A Sportwagon that is all new but whose every corner and line says Alfa Romeo. The aims of Giorgetto Giugiaro, who did the styling of the externals, and Wolfgang Egger, head of Alfa design, were in perfect agreement, including
the desire to achieve the same result obtained with the 156, that of using the same floorpan of the saloon and reducing bodywork changes to the minimum. “With the 159 Sportwagon”, explains Giugiaro, “we wanted to rationalise a product based on a saloon that was in turn inspired by my 2002 Brera protype”.
“Alfa Romeo”, says Egger, “has not had such a comprehensive range for years: you have to go back to the Giulietta to see the same spirit of innovation in the various forms of sporting concept”. It was in deference to this concept that Alfa began work in 1999 on a platform that had to combine sportiness, proportions, practicality and emotiveness. “We followed in the footsteps of the 156”, says Egger, “because the 156 was a milestone in the re-establishment of Alfa values. And this is the result: a brand that is made even more captivating by its characteristics of compactness, lightness, agility and emotiveness expressed through the new family lines”.
Responsible for the interior was Enzo Ferreri, with Gianni Gariglio and Alessandro Maccolini, while Fee von Steynitz, Tiziana Mauri and Elisabetta Dallavalle looked after colour and trim.

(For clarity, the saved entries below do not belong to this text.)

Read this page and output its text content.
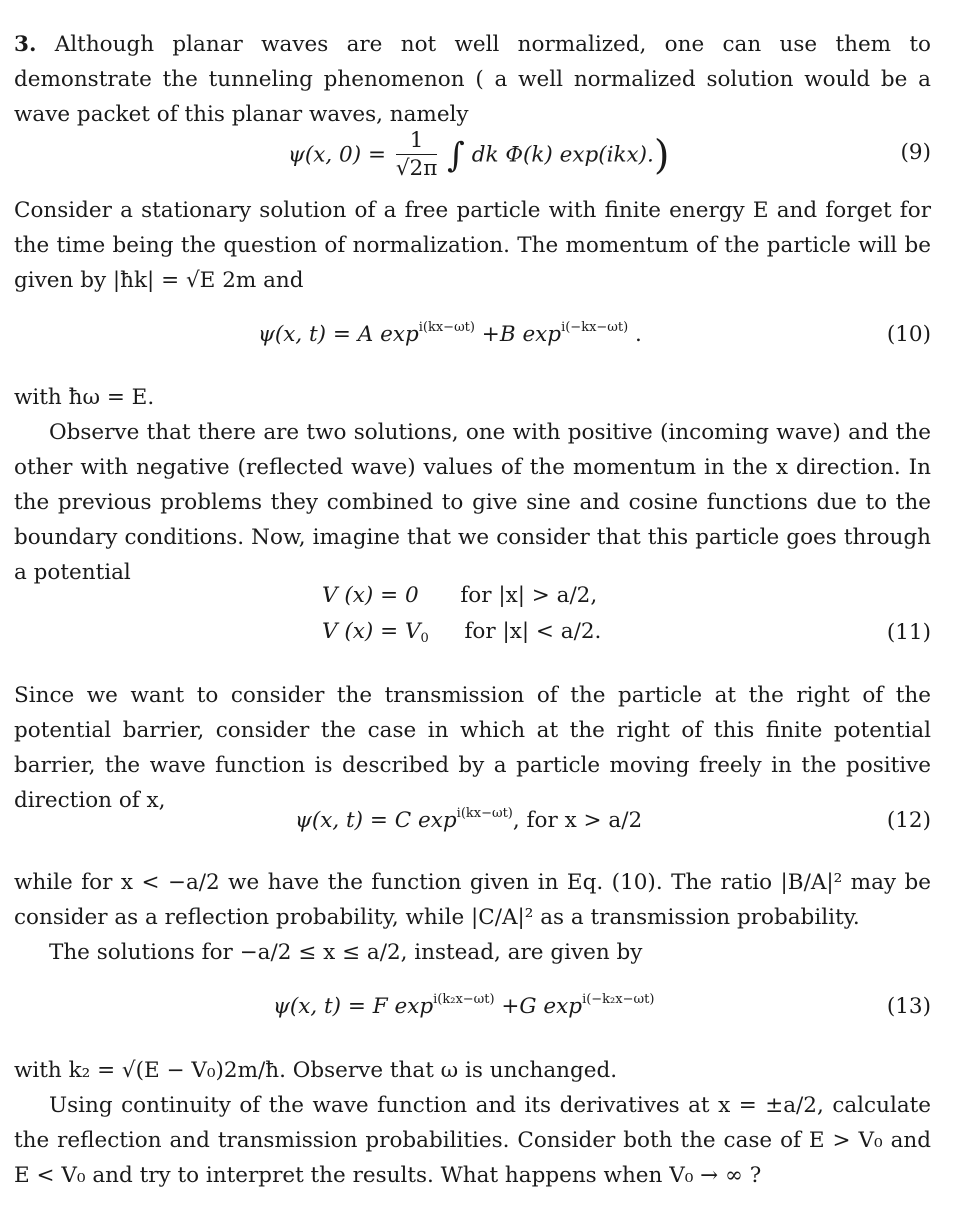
3. Although planar waves are not well normalized, one can use them to demonstrate the tunneling phenomenon ( a well normalized solution would be a wave packet of this planar waves, namely
ψ(x, $0) = \frac{1}{√2\pi}$ ∫ dk Φ(k) exp(ikx).)	(9)
Consider a stationary solution of a free particle with finite energy E and forget for the time being the question of normalization. The momentum of the particle will be given by |ħk| = √E 2m and
ψ(x, t) = A $\exp^{i(kx-\omega t)} +B$ $\exp^{i(-kx-\omega t)}$ .	(10)
with ħω = E.
Observe that there are two solutions, one with positive (incoming wave) and the other with negative (reflected wave) values of the momentum in the x direction. In the previous problems they combined to give sine and cosine functions due to the boundary conditions. Now, imagine that we consider that this particle goes through a potential
V (x) = 0 for |x| > a/2,
V $(x) = V_0$ for |x| < a/2.	(11)
Since we want to consider the transmission of the particle at the right of the potential barrier, consider the case in which at the right of this finite potential barrier, the wave function is described by a particle moving freely in the positive direction of x,
ψ(x, t) = C $\exp^{i(kx-\omega t)}$, for x > a/2	(12)
while for x < −a/2 we have the function given in Eq. (10). The ratio |B/A|² may be consider as a reflection probability, while |C/A|² as a transmission probability.
The solutions for −a/2 ≤ x ≤ a/2, instead, are given by
ψ(x, t) = F $\exp^{i(k_2x-\omega t)} +G$ $\exp^{i(-k_2x-\omega t)}$	(13)
with k₂ = √(E − V₀)2m/ħ. Observe that ω is unchanged.
Using continuity of the wave function and its derivatives at x = ±a/2, calculate the reflection and transmission probabilities. Consider both the case of E > V₀ and E < V₀ and try to interpret the results. What happens when V₀ → ∞ ?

Antonio Rosti and Alessandro Dambrosio worked on definition of the exterior in collaboration with Giugiaro. Like the saloon before it, the Sportwagon is very much driver-oriented, with the console turned to face the driver and minimalist but comprehensive instrumentation; to say nothing of the materials, the etched aluminium of the dash and the use of new leathers.